Q-1500 LED projectorBut now LEDs are brighter than ever and keep increasing in brightness all the time. The once dim-bulbs are now at the head of the class in new technologies like the Runco InfiniLight™ LED Projectors. Because LEDs are solid state, they won’t burn out and don’t need to be replaced like typical lamp projectors. They don’t produce the same level of heat because the LEDs are more efficient at turning electricity into light without waste, and with Runco’s image processing, they modulate to match the color and brightness intensity of each frame. That efficiency results in a 70% drop in power consumption over lamp projectors. Just a few years ago all those things would be considered impossible. Not anymore.

The Infinilight technology pioneered by Runco gives not only consistent, bright light over the life of a projector, but the widest range of colors ever seen. Not only is there a myriad of colors, but the colors are accurate to what you’re viewing due to the color calibration that happens automatically every time you power on your Runco projector. Stop worrying about warm up or cool down time. Instead, turn the projector on and off instantly when you want to watch a movie or when you’re ready to leave.

At Runco, the impossible isn’t a barrier but a starting point. Anyone can do what’s always been done. Most people look at the impossible and see it as the place to stop. History makers see a challenge to be overcome and a new standard to be set. Let the home theater revolution begin!

Distinct Flavors

Friday, July 08, 2011

By James Wood

Runco DHDIf you’ve ever gone to Taco Bell, you might notice something about the food. It’s essentially the same ingredients packaged in slightly different ways: meat, cheese and tortilla. Tacos, burritos, gorditas or tostadas are all basically the same food in slightly different packaging. It all tastes the same and it all tastes like Taco Bell.

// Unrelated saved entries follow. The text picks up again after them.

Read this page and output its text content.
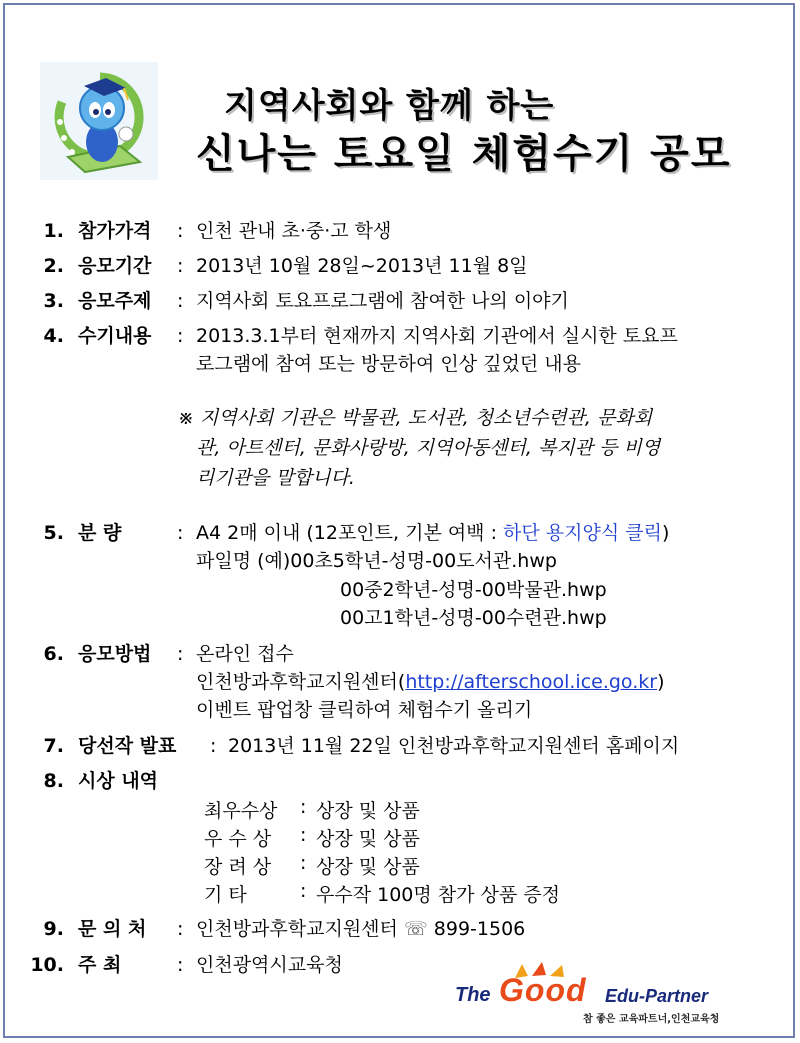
지역사회와 함께 하는
신나는 토요일 체험수기 공모
1. 참가가격 : 인천 관내 초·중·고 학생
2. 응모기간 : 2013년 10월 28일~2013년 11월 8일
3. 응모주제 : 지역사회 토요프로그램에 참여한 나의 이야기
4. 수기내용 : 2013.3.1부터 현재까지 지역사회 기관에서 실시한 토요프
로그램에 참여 또는 방문하여 인상 깊었던 내용
※ 지역사회 기관은 박물관, 도서관, 청소년수련관, 문화회
관, 아트센터, 문화사랑방, 지역아동센터, 복지관 등 비영
리기관을 말합니다.
5. 분 량	: A4 2매 이내 (12포인트, 기본 여백 : 하단 용지양식 클릭)
파일명 (예)00초5학년-성명-00도서관.hwp
00중2학년-성명-00박물관.hwp
00고1학년-성명-00수련관.hwp
6. 응모방법 : 온라인 접수
인천방과후학교지원센터(http://afterschool.ice.go.kr)
이벤트 팝업창 클릭하여 체험수기 올리기
7. 당선작 발표 : 2013년 11월 22일 인천방과후학교지원센터 홈페이지
8. 시상 내역
최우수상 : 상장 및 상품
우 수 상 : 상장 및 상품
장 려 상 : 상장 및 상품
기 타	: 우수작 100명 참가 상품 증정
9. 문 의 처 : 인천방과후학교지원센터 ☏ 899-1506
10. 주 최	: 인천광역시교육청
The Good Edu-Partner
참 좋은 교육파트너,인천교육청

Not long ago I wanted to share one of the classics of cinema with some friends. Sam Rami’s Army of Darkness in which Bruce Campbell travels back in time to fight the hordes of Evil Dead with his “boom stick.” We sat down in front of their brand-new high definition, flat screen TV and began to watch the movie. It didn’t take more than a few minutes for me to notice that something was wrong. Things looked, well, weird. My best description was that things looked soap-opera-ey. Everything looked flat and over-lit.

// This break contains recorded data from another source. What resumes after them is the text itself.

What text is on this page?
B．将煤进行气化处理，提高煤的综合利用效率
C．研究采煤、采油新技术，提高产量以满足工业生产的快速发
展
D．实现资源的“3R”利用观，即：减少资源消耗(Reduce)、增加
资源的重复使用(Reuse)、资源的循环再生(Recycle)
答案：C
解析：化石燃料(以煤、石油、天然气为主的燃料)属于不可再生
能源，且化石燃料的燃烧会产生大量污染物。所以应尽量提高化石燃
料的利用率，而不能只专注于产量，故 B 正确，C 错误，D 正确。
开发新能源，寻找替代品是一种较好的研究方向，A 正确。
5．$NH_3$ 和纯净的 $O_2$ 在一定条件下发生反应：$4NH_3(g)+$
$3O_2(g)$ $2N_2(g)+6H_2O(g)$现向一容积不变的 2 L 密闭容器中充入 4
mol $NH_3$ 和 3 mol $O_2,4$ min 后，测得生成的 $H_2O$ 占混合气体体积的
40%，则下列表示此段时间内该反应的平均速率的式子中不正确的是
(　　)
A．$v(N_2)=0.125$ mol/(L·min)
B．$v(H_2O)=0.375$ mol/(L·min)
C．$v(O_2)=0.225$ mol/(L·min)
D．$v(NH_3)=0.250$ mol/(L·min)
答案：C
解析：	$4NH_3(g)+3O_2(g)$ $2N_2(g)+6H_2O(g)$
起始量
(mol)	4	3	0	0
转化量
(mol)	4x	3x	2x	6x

I didn’t want to be a bad guest so I finished watching the movie, but the whole time I was noticing the odd way that this movie appeared on my friends TV. Later on I did some research to figure out what was going on. Their TV had a low quality video processor in it that tried to up-convert the standard definition DVD to high definition. The result was that everything looked the same.

The problem is that movies are made to be blurry at times. When you’re watching the final game of the NCAA tournament you want every detail to be crisp, so a high refresh rate is just the thing. But movies are made by directors who want to show you their vision of the world. Sam Rami used blurring during camera pans to hide some of the special effects flaws. Making the background fuzzy in relation to the foreground is a way that directors draw our attention to the important elements in the story. But with the overly high refresh rate on their run-of-the-mill television flattened it out and all the details looked the same.

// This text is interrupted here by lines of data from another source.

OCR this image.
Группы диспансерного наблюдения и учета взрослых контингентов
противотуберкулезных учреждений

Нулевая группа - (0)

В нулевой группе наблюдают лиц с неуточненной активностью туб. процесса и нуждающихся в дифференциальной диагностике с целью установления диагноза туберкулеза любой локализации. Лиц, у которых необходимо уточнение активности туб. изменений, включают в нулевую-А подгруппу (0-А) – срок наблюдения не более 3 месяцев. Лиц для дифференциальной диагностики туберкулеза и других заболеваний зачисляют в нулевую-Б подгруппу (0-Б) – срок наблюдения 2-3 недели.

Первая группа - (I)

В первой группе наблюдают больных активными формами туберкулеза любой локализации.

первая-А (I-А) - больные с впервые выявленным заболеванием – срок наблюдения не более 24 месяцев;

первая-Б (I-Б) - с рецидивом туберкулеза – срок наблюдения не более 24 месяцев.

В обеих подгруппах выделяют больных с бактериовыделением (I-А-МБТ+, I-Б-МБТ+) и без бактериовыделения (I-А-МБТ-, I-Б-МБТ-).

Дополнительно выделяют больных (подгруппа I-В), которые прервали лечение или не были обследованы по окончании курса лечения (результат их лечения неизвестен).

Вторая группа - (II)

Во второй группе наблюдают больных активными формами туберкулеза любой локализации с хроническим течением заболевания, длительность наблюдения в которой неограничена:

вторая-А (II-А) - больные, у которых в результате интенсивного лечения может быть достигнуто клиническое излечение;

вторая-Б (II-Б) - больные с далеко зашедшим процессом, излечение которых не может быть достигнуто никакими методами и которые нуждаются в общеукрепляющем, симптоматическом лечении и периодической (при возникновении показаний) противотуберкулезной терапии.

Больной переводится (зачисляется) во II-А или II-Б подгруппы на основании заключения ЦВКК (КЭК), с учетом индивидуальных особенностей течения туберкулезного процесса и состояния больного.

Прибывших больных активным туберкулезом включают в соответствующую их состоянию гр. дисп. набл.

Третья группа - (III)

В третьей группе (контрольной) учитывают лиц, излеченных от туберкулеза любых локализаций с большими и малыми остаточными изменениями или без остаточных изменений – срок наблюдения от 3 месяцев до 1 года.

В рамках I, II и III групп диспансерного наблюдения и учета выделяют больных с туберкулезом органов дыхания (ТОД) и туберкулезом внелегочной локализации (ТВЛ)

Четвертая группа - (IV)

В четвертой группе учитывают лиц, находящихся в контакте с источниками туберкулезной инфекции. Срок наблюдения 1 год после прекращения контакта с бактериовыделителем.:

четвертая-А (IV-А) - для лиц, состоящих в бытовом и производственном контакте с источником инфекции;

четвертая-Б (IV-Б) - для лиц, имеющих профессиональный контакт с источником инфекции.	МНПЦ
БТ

A cheap video processor is the same as a cheap fast food meal. Just like everything on the menu at Taco Bell tastes the same, all the images on my friends TV looked pretty much identical. But Runco DHD video controllers are more like a chef at a fine restaurant than the kid at Taco Bell. Each flavor in an exquisite meal is distinct and pairs well with the other flavors to create a total experience that is far beyond any one of the components.

If the incoming signal is a grainy like old black-and-white film, the DHD won’t wash out all of the character the director poured into the celluloid, but rather massage it and present it beautifully. Standard definition DVDs, HD Sports, old movies and cutting edge Blu-ray blockbusters are all seamlessly brought to life on a Runco flat panel or projector without losing the flavor of the original.